Na ação rescisória, o MPT-PE também alegou que a fraude não partiu somente do ex-empregado, mas de um conluio com os antigos sócios da Máximo Alimentos Ltda. Para justificar a acusação, disse que a pessoa que compareceu à audiência de conciliação na Vara do Trabalho como representante da empresa, em agosto de 2015, na verdade, já havia deixado de ter cota-parte no negócio desde 2009, não tendo titularidade para representar a companhia em juízo naquela situação. No evento, o empresário confirmou como correto o endereço informado pelo reclamante na petição inicial da ação trabalhista, apesar de ele mesmo, quando ainda sócio, ter formalizado a sétima alteração contratual da sociedade, justamente registrando nova localização.
“Daí já se infere nebuloso comportamento, ainda que não se possa afirmar, com segurança, estar caracterizada a apontada colusão”, afirmou a magistrada. Na audiência foi homologado o acordo para pagamento de R$ 1,6 milhão ao antigo funcionário, de forma parcelada. A quitação dessas prestações, contudo, recaiu para a Urbano Agroindustrial Ltda. por sucessão empresarial da Máximo Alimentos Ltda.
Outra questão ressaltada pelo MPT-PE é que os depósitos das parcelas do acordo têm sido feitos em conta bancária de pessoa jurídica estranha à lide e que não pertence ao reclamante do processo. Procedimento este que, conforme a instituição pública, resulta em prejuízos ao erário, em razão da forma de calcular e cobrar o Imposto de Renda.

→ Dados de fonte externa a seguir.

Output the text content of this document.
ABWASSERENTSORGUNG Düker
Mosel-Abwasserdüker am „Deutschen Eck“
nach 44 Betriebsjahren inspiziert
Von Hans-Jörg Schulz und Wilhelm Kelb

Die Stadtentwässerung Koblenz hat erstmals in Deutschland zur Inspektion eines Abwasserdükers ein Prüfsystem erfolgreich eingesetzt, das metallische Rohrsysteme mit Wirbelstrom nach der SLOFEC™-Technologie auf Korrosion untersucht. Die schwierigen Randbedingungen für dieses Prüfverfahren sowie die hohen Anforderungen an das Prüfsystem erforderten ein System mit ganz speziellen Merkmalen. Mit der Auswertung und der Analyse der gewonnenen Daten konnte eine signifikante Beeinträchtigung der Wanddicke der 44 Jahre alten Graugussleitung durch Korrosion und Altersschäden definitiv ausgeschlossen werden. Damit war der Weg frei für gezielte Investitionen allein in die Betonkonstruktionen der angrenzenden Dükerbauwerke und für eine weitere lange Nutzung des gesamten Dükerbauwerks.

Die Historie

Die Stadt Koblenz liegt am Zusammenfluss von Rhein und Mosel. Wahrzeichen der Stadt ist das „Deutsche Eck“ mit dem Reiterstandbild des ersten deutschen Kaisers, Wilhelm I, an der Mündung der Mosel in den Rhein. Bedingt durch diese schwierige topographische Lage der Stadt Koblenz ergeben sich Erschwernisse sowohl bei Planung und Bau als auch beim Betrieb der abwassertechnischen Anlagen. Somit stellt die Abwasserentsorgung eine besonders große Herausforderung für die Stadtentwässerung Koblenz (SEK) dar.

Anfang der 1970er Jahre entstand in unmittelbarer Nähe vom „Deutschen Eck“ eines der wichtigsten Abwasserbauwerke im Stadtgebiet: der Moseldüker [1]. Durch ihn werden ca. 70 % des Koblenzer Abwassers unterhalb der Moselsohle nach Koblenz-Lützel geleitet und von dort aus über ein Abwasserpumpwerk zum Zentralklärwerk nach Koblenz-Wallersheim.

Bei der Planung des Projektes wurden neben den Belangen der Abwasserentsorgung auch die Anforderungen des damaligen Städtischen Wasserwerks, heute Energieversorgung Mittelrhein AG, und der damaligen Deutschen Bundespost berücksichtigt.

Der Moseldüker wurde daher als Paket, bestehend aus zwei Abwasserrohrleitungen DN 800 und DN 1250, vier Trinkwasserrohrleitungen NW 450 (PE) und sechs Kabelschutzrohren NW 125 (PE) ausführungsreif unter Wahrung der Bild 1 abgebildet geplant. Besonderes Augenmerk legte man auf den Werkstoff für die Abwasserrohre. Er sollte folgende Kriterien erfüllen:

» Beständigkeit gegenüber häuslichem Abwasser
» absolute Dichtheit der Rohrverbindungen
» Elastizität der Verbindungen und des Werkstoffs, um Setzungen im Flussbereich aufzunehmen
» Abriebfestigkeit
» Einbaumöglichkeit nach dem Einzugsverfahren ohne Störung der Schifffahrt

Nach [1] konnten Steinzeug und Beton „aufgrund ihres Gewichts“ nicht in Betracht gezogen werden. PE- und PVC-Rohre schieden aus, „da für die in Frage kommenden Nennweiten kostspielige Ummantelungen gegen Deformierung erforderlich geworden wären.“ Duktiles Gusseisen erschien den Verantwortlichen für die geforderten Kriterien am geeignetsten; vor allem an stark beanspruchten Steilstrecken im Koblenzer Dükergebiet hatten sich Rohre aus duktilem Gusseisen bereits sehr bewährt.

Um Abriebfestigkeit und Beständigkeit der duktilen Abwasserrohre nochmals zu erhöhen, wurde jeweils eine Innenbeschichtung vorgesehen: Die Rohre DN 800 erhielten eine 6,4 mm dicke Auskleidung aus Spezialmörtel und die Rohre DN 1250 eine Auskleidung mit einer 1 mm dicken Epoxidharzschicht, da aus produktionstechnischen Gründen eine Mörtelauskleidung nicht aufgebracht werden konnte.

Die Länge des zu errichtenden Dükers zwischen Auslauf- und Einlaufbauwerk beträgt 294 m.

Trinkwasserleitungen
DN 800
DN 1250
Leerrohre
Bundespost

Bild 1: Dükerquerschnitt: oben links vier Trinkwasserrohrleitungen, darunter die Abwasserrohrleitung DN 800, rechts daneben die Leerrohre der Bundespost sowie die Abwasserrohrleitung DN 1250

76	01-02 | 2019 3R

Vale destacar, também, que os dois antigos sócios da Máximo Alimentos Ltda. (o que participou da audiência de conciliação e um segundo) ingressaram com ação anulatória, na Justiça Comum, para invalidar a venda da empresa efetuada no fim de 2009. Esse processo foi ajuizado em 2015, cinco anos após a conclusão do negócio. Ocorre que um desses novos donos, quando intimado, falou ser vaqueiro e nunca ter participado da sociedade da empresa.
Diante de todo esse cenário, a desembargadora Nise Pedroso concluiu evidente o dolo da parte vencedora em informar o endereço errado, em fraude à lei e, ainda, implicando prejuízo a terceiros. E rescindiu a sentença que homologou o acordo, extinguindo o feito sem resolução do mérito, e determinando a devolução das parcelas já recebidas pelo autor da ação, condenando-o ao pagamento de multa e indenização no importe de R$ 5.000,00 (10%) e R$ 10.000,00 (20%), respectivamente, calculados sobre o valor atribuído à causa na reclamação trabalhista (R$ 50.000,00), além de custas processuais no valor de R$ 32.800,00.
Por outro lado, julgou não existir prova capaz de revelar a participação da Máximo Alimentos Ltda. ou da Urbano Agroindustrial Ltda. na fraude. E, também, de conduta antiprofissional do advogado representante do reclamante, por compreender que este teria atuado com base nas informações prestadas por seu cliente. Desse modo, o Pleno indeferiu os pedidos do MPT-PE relativos à responsabilização desses e expedições de ofícios.